Training data for Live System

tel34 · January 30, 2017, 10:28am

Hi,
Is it possible to know, please, which and how much training data have been used for the Dutch-English pair in the Live System? Some of the output is very very good :-).
Terence

arebollo-systran · January 31, 2017, 10:23am

Hello,
We’re glad to hear it!
The size of training data was about 2.1M sentences including mostly Europarl, JRC-Acquis, EAC, Tatoeba and Ted Talk corpora.
Anabel

bartek · February 2, 2017, 3:39pm

Hi @arebollo-systran !

I’m impressed how well live demo works for Polish=>English translation. In my opinion it currently outperforms Google Translate (it’s still SMT for that language pair) and is on par with Microsoft Translator.

I’m curious if live demo uses any closed-source changes in preprocess/train/translate code or is it vanilla OpenNMT installation trained with publicly available parallel corpora?

For Polish-English there are few parallel corpora. How many sentences are you using for training that language pair?

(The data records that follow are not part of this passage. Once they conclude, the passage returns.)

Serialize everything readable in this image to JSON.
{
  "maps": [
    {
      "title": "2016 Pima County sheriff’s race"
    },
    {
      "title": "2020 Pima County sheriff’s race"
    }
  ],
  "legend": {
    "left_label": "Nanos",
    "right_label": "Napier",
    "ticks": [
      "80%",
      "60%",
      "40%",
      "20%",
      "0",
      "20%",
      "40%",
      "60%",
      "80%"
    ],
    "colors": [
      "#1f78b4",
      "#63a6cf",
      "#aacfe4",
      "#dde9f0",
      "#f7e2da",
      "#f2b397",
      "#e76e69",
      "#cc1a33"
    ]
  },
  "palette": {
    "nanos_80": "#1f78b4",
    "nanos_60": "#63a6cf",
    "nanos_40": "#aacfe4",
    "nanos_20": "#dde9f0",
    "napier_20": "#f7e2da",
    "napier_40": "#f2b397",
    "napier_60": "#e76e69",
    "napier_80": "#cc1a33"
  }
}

Thanks for your great work!

Bartek

tel34 · February 21, 2017, 10:32am

Hi @arebollo-systran
Do you have any comparative data between your SMT engines and your “pure” NMT engine? Seeing that you (probably) used the same training data that would be interesting.
Thanks,
Terence

arebollo-systran · February 24, 2017, 4:50pm

Hello Bartek,
Thank you for your encouragement !
For Polish>English the corpus was around 1.7 million sentences, mostly coming from publicly available sources.
As for the code, we do use some in-house preprocess and translation layers.
Thanks,
Anabel

arebollo-systran · February 24, 2017, 5:01pm

Hi Terence,
Actually, the data used is often different between our SMT and NMT systems (selection, cleaning process, tokenization) which means that we don’t really have engines that are entirely comparable.
But indeed, it needs to be done…
Anabel

nrazavi · March 10, 2017, 5:17pm

I would like to know the specification of the corpus which is used to train Persian-English Translation such as size, number of sentences, the source of the Persian sentences and any other useful information. Also, I would like to know if it is possible for you to share the Persian-English Corpus with me. I am an Assistant Professor and I want to use it only for educational purpose. I can give you more information if needed. Many thanks.